Satu pukulan kembali dialamatkan ke kepalanya dan Seulgi mendelik di balik kemudi dengan wajah masam. "Apaan lagi?"
"Kak Irene nelpon." Wendy mengangkat ponsel yang masih berdering itu di atas bahu sehingga Seulgi dapat melihat sekilas nama penelepon lewat kaca spion. "Perlu gua jawabin?"
"Gausah lo silent aja."
Seulgi kembali fokus menatap jalan dan memacu laju motor sahabatnya agar lebih cepat sampai tujuan.
***
"Buru nanti tribunnya penuh."
Seulgi berhenti menatap layar ponselnya, melihat Wendy sudah berdiri dengan tangan menyilang di depan dada. "Lo tau sendiri yang nonton basket banyak."

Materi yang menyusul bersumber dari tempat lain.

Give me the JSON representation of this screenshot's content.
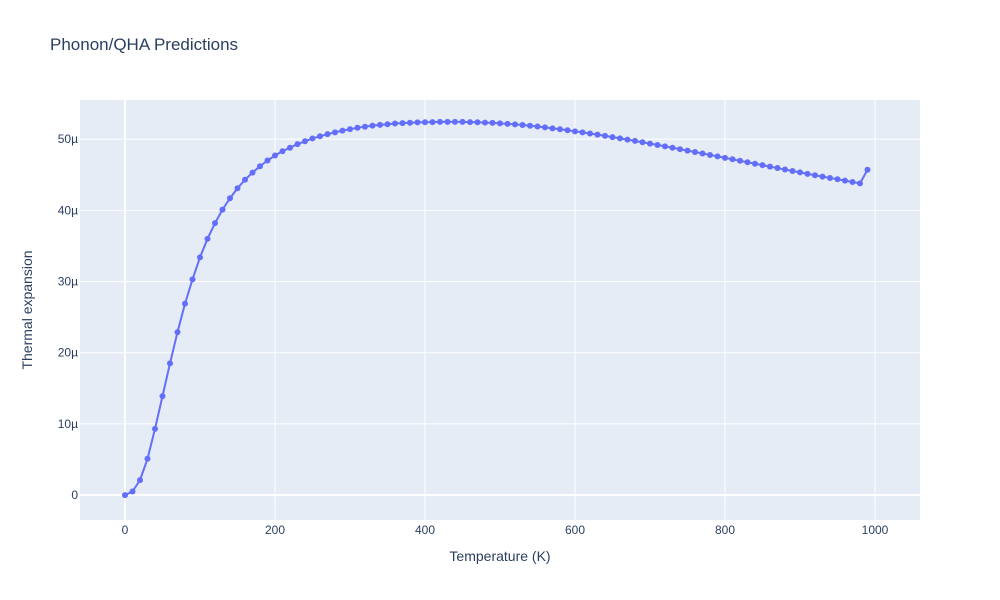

"Lo duluan aja. Gua ada urusan bentar nanti nyusul."
"Seul?"
Seulgi mengangkat kepalanya lagi. "Apa?"
"Gua saranin mending lo jaga jarak deh sama Kak Irene kalo nyatanya kedekatan kalian cuma ngebuat lo sakit hati."
Baru akan melakukan pembelaan, Seulgi sudah diberhentikan sepihak ketika Wendy kembali memandangnya dengan tatapan 'gua belom selesai ngomong'.
"Gua yakin lo mau bantah, orang yang lagi jatuh cinta pasti bakal berperilaku sama. Membela mati-matian orang yang dia cinta."
Mata sahabatnya memicing. "Tapi secinta-cintanya lo sama dia, gua harap lo masih bisa mikir rasional dan ga berbuat bodoh hanya karena cinta. Pikirin baik-baik."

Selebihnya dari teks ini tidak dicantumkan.